The year 2020 has been defined almost entirely by isolation, quarantine, and lockdown. I’m sure there are many people who are understandably sick to death of those three words. However, I have recently read two books which, to my mind, offer some interesting insights into this unusual situation. The first being “La Peste” (The Plague) by Albert Camus, and the second “Blindness” by Jose Saramago. Both narratives revolve around a pandemic of some sort. In the case of The Plague, an outbreak of the eponymous disease. And in Blindness, a mysterious contagion. One that causes strange “white-blindness”.

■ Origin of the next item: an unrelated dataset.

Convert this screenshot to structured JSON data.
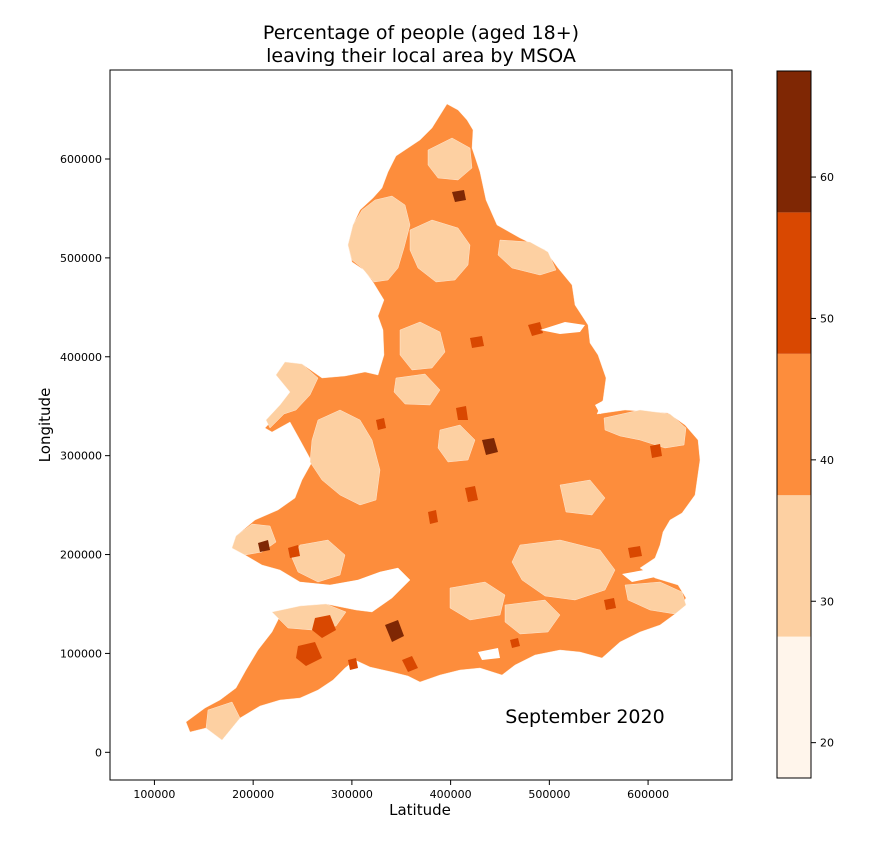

For the inhabitants of Oran (the town in which Camus’ novel is set), the atmosphere in the days following the outbreak is more one of dejection than of terror or anger. There is of course panic at the onset, but people are surprisingly quick to come to terms with circumstances that are beyond their control. There is a profound sense of humanism running through the whole book, a belief that there is something fundamentally good in people. As Dr. Rieux concludes, “There are more things to admire in men than to despise”.
Camus goes even further than this. By repeatedly suggesting that the plague, and in fact all hardships represent not only misery but an opportunity. Consider another of Dr. Rieux’s musings, “What’s true of all the evils in the world is true of plague as well. It helps men to rise above themselves”.
This is by no means a denial of the acute suffering wrought upon the men and women of Oran. It is, in fact, an indication of the optimism at the heart of Albert Camus’ philosophical outlook. When we encounter the tragic and the absurd, we must accept them, certainly, but also rebel against them. What better way to conquer them than to become stronger, to emerge from their shadow, standing a little taller?
Both Raymond Rambert, and Jean Tarrou illustrate this point beautifully. The first, a journalist visiting Oran, trapped when the town is first cut off from the rest of the country. At first, he is desperate to escape and to return to his girlfriend in Paris. However, when the time comes for him to smuggle himself out of the town, he finds that he can no longer do so. His experiences there have led him to feel ashamed of his pursuit of “private happiness”, and so he devotes himself to fighting the outbreak alongside Dr. Rieux.
Tarrou’s case is different. Disgusted by his father’s actions as an attorney who argued aggressively in favour of the death penalty. Later in life, he would reject capital punishment entirely and dedicate himself to a life of activism against it. Both these men take control of their respective trauma and become better because of it
This is, however, only the outside perspective. There is of course a burden that we all must bear, but in situations like the one we currently find ourselves in, there is inevitably a dualism at play. In Blindness, Saramago delves deeper into the experiences of those who actually contract the disease. The wonderfully banal setting in which patient zero first realises he is blind (waiting at a traffic light), is a jarring reminder that at any moment, your life could change forever. From this point onwards, Saramago leads us down a dark path. Herded into an old asylum, the newly blind are left to fend almost entirely for themselves. Within weeks, the conditions have become unbearable.
The key theme of Blindness is fragility. Of morality, of society, and of human life. The first man to go blind immediately has his car stolen, and mere days after the first men and women arrive at the asylum, a number of them are dead or dying. From there, things only get worse as more and more internees arrive. There comes a moment early on, when one of the characters pleads with her fellow inmates, “If we cannot live entirely like human beings, at least let us do everything in our power not to live entirely like animals”. Something we often take for granted, our sight, is apparently, all that stands between civilization and chaos.
A little later in the novel, an armed gang of thugs seizes control of the food supply inside the asylum. There is not even a hint of the compassion and solidarity demonstrated by the characters in The Plague. Where Rambert is able to deny his own selfish instincts, these other men succumb to them entirely. They are unable to see beyond themselves, (the irony of which I’m certain was not lost on Saramago).
These two authors may seem opposed on almost every point. Camus believing that we can overcome, and become better, Saramago highlighting our fragility. Personally, I feel they have simply identified two sides of the same coin. Plague or Blindness, both are an opportunity, for growth or for decline.
I think that now, more than ever, it’s important to remember that we all have the capacity for the former. Human beings have a tremendous strength within them, which they can use to push back against fear and chaos. Panic and fear can come to rule us all to easily, and we must resist them. In doing so we may even come to find that we come to see people and the world around us in a better light.
Depending on how your mind works, books of this nature may at present make for uncomfortable reading. There is, however, a lot that they can teach us. Camus and Saramago in particular I feel, do a wonderful job of highlighting the paradoxical strength and fragility of the human spirit. Anguish and despair are never far away, and yet we will always have the ability to overcome them.